I have been think about cancer stem cells as they might affect CLL. The concept if that there is a damaged hemopoietic stem cell that feeds in to the tumor that does not carry the same markers as the tumor and would therefore not be susceptible to the type of treatment that would be effective for the bulk of the tumor cells. There is strong evidence that leukemic stem cells exist for acute myeloid leukemia, but the B cell malignancies would seem not to be involved with such because clonal commitment is a late event occurring after rearrangement of the immunoglobulin genes..
However, there is some indirect evidence that a leukemic stem cell might exist. First, there are the familial cases; For these to exist there must be a defect in the germ line - and in at least one family case we know there is a mutation in DAPK. We also know that in families with a high incidence of CLL the CLLs are not clonally related, that there is a 3 times higher incidence of monoclonal B cell lymphocytosis than in normals and that other B cell malignancies also have a higher incidence.
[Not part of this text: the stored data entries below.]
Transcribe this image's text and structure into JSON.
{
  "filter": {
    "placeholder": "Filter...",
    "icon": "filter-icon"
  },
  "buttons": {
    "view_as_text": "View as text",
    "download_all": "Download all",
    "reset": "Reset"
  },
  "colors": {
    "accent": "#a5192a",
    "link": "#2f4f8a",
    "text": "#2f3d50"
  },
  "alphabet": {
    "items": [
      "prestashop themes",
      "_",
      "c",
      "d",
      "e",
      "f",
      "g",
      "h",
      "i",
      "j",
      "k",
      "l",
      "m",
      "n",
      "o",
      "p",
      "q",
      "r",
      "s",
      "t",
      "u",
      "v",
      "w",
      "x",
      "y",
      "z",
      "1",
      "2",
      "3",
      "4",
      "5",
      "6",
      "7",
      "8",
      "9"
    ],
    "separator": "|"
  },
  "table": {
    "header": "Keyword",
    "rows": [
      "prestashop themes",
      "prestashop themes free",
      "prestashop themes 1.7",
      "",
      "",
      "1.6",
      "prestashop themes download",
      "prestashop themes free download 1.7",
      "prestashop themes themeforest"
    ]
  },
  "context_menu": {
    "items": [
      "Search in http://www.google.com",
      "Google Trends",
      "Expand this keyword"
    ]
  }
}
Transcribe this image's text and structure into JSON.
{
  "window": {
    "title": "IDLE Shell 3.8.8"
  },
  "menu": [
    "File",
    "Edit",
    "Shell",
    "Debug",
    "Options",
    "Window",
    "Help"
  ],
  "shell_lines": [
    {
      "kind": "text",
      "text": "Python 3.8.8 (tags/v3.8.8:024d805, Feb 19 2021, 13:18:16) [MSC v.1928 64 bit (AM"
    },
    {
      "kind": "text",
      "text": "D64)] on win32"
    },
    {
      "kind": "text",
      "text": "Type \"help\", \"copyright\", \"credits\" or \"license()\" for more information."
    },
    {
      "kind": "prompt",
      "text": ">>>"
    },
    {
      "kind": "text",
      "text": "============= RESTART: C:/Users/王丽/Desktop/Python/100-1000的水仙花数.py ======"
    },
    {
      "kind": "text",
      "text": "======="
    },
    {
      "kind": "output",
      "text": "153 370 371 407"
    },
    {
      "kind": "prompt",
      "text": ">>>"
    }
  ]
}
Moreover some people finds that MBL is frequently oligoclonal and some people have claimed to find a second B cell clone in up to 10% of patients with CLL. WE, ourselves found that about half of MGUS cases are oligoclonal.
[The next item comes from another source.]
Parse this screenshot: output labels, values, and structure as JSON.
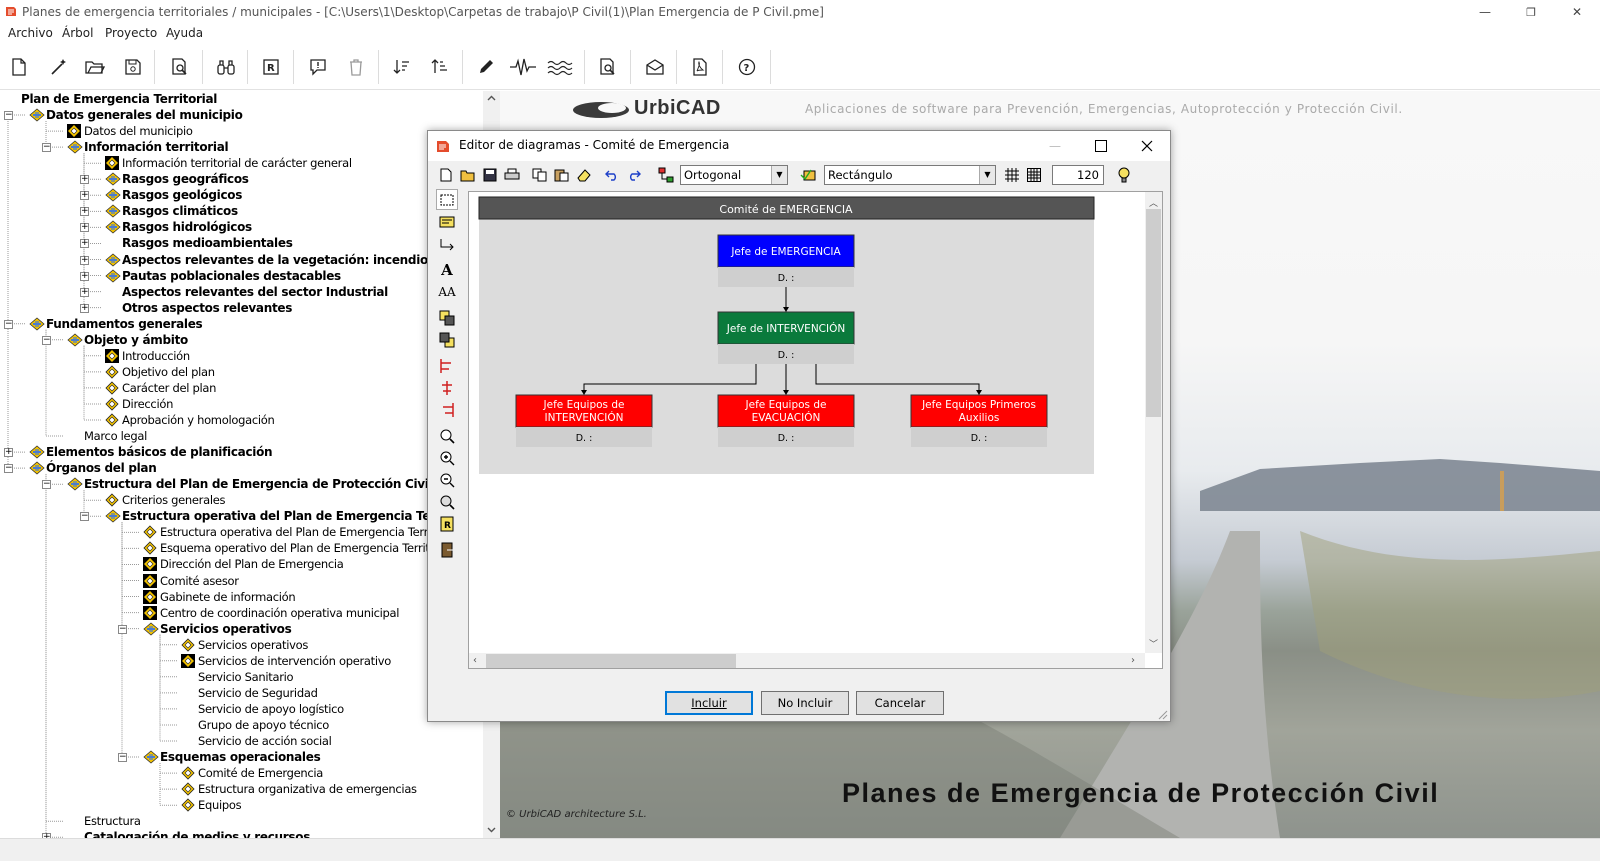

Many years ago (1986) we reported 20 patients with B cell malignancies that had MDS without receiving any form of cytotoxic treatment - evidence that a precursor cell to both myeloid and B-cells was injured. One occasionally sees CLL and CML in the same patient.
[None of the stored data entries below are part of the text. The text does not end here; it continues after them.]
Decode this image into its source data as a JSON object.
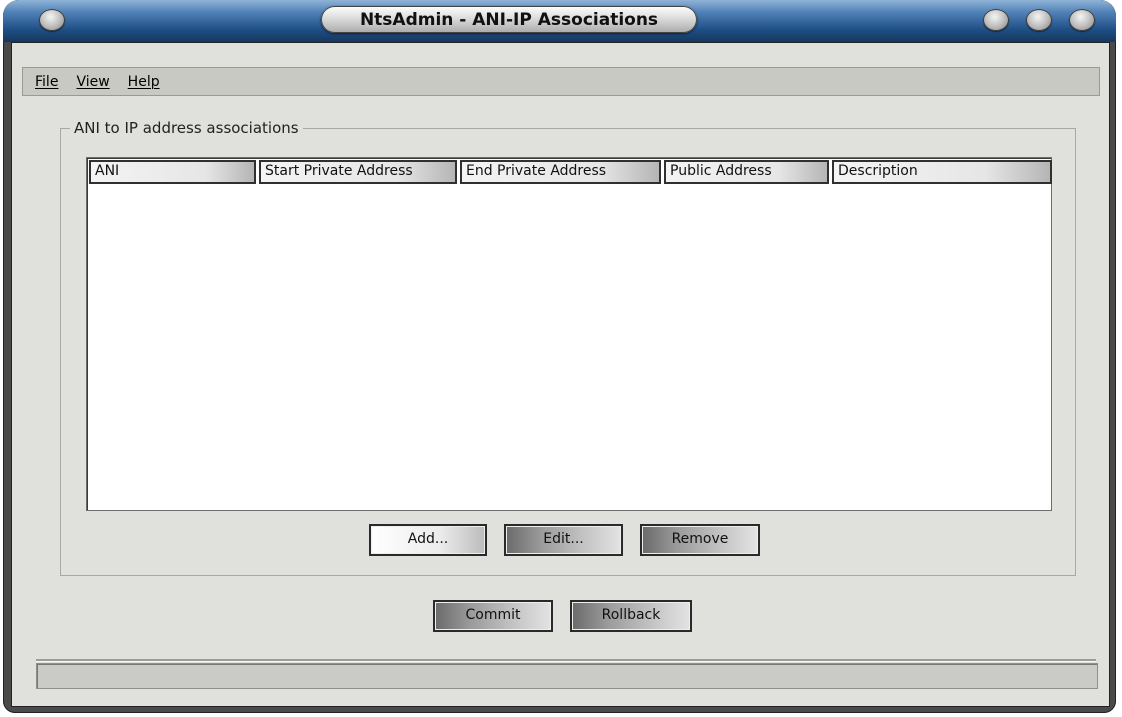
{
  "window": {
    "title": "NtsAdmin - ANI-IP Associations"
  },
  "menubar": {
    "items": [
      {
        "label": "File"
      },
      {
        "label": "View"
      },
      {
        "label": "Help"
      }
    ]
  },
  "group": {
    "legend": "ANI to IP address associations"
  },
  "table": {
    "columns": [
      "ANI",
      "Start Private Address",
      "End Private Address",
      "Public Address",
      "Description"
    ],
    "rows": []
  },
  "buttons": {
    "add": "Add...",
    "edit": "Edit...",
    "remove": "Remove",
    "commit": "Commit",
    "rollback": "Rollback"
  },
  "statusbar": {
    "text": ""
  },
  "colors": {
    "titlebar_blue": "#1f4f86",
    "client_bg": "#e0e0dc",
    "menubar_bg": "#c9c9c4",
    "frame_dark": "#4a4a4a"
  }
}
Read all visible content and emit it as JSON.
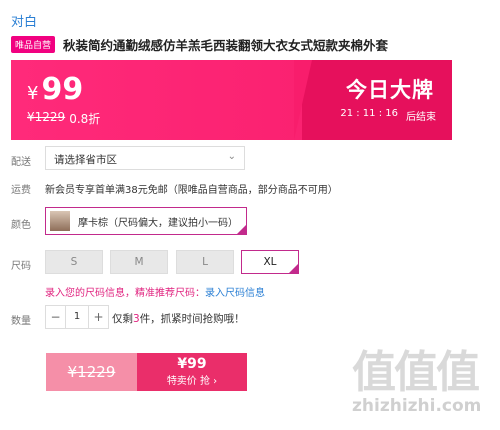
{
  "header": {
    "brand": "对白",
    "badge": "唯品自营",
    "title": "秋装简约通勤绒感仿羊羔毛西装翻领大衣女式短款夹棉外套"
  },
  "price": {
    "currency": "¥",
    "current": "99",
    "original": "¥1229",
    "discount": "0.8折",
    "deal_title": "今日大牌",
    "countdown": "21 : 11 : 16",
    "countdown_suffix": "后结束"
  },
  "delivery": {
    "label": "配送",
    "region_placeholder": "请选择省市区"
  },
  "shipping": {
    "label": "运费",
    "text": "新会员专享首单满38元免邮（限唯品自营商品，部分商品不可用）"
  },
  "color": {
    "label": "颜色",
    "selected": "摩卡棕（尺码偏大，建议拍小一码）"
  },
  "size": {
    "label": "尺码",
    "options": [
      "S",
      "M",
      "L",
      "XL"
    ],
    "selected": "XL"
  },
  "size_hint": {
    "pink": "录入您的尺码信息，精准推荐尺码：",
    "link": "录入尺码信息"
  },
  "quantity": {
    "label": "数量",
    "minus": "−",
    "value": "1",
    "plus": "+",
    "stock_prefix": "仅剩",
    "stock_count": "3",
    "stock_suffix": "件，抓紧时间抢购哦！"
  },
  "buy": {
    "original": "¥1229",
    "price": "¥99",
    "label": "特卖价 抢 ›"
  },
  "watermark": {
    "glyphs": "值值值",
    "url": "zhizhizhi.com"
  },
  "colors": {
    "accent": "#f81d6c",
    "pink_border": "#c22a8c",
    "link": "#2a7fd4"
  }
}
Freda Stevenson wrote an important paper in 2010 in Blood which showed that the V1-69 stereotype that is common in CLL was also commonly used in the normal immune response.
So this is how a CLL stem cell would work: a] One would expect that there might be an excess of other hematological malignancies. b] one would expect that there would be an excess of other B cell tumors. c] One would expect that there would be some biclonal or even triclonal CLLs. d] One would expect there to be a precursor condition that was oligoclonal. e] One would expect the same maturation pattern as in the normal immune response.
There is one other fact to add: while MBLs with easily detectable lymphocytoses use the same repertoire of V genes as CLL while those with minimally detectable disease use a random repertoire, the very late relapse of some B cells malignancies.
Having been a sceptic on leukemic stem cells in CLL, my views are changing; all this is only possible if we postulate a very slow progression and a very long natural history.